Nos Estados Unidos, os versos de Emma Lazarus, que transformaram a Estátua da Liberdade - inicialmente concebida como um símbolo do republicanismo internacional - num farol de esperança para "o miserável refugo das suas costas apinhadas", ainda assomam ao porto de Nova Iorque. E contudo hoje o seu ativista presidente está incaracteristicamente silencioso quanto à tragédia dos refugiados. Entretanto, os republicanos candidatos a sucederem--lhe na Casa Branca, incluindo aqueles com antepassados imigrantes, competem para ver quem mais denuncia os residentes ilegais, avançando com propostas para "proteger" uma fronteira que já é defendida por cerca de 20 mil efetivos, um orçamento de 3,6 mil milhões de dólares e centenas de milhas de vedação.
Na Alemanha, por outro lado, onde há apenas três quartos de século uma das mais impiedosas campanhas de desumanização e extermínio foi executada em nome da pureza da raça, a chanceler tem sido uma torre de decência moral. O povo alemão, de um modo geral, respondeu ao flagelo dos refugiados com calorosa humanidade. Do outro lado do Atlântico, a discussão é só sobre muros e deportações maciças (no caso de Donald Trump, de uns 11 milhões de almas); na Alemanha fala-se de fazer preparativos para que 800 mil pessoas desesperadas encontrem asilo.

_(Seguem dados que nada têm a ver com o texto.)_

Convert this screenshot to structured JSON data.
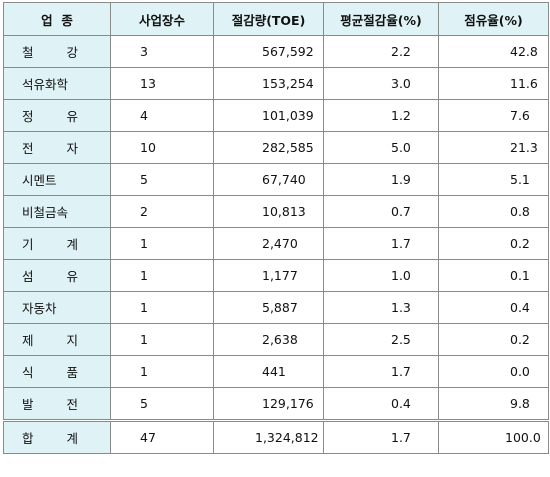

O nosso mundo enfrenta três problemas esmagadores. Há a implacável degradação do ecossistema do planeta; depois a monstruosa e cada vez mais vasta desigualdade entre ricos e pobres. E, por fim, está o maior de todos, que aqueles que nasceram no final da II Guerra Mundial não esperavam e que se revelou absolutamente criminoso. Trata-se da divisão entre aqueles que querem viver com pessoas que se parecem e soam como elas e aquelas que acreditam que as diferenças de cor, de fé e de língua não são uma barreira à partilha do bairro - desde que os novos habitantes adotem os mesmos princípios de tolerância que lhes permitiram ali chegar.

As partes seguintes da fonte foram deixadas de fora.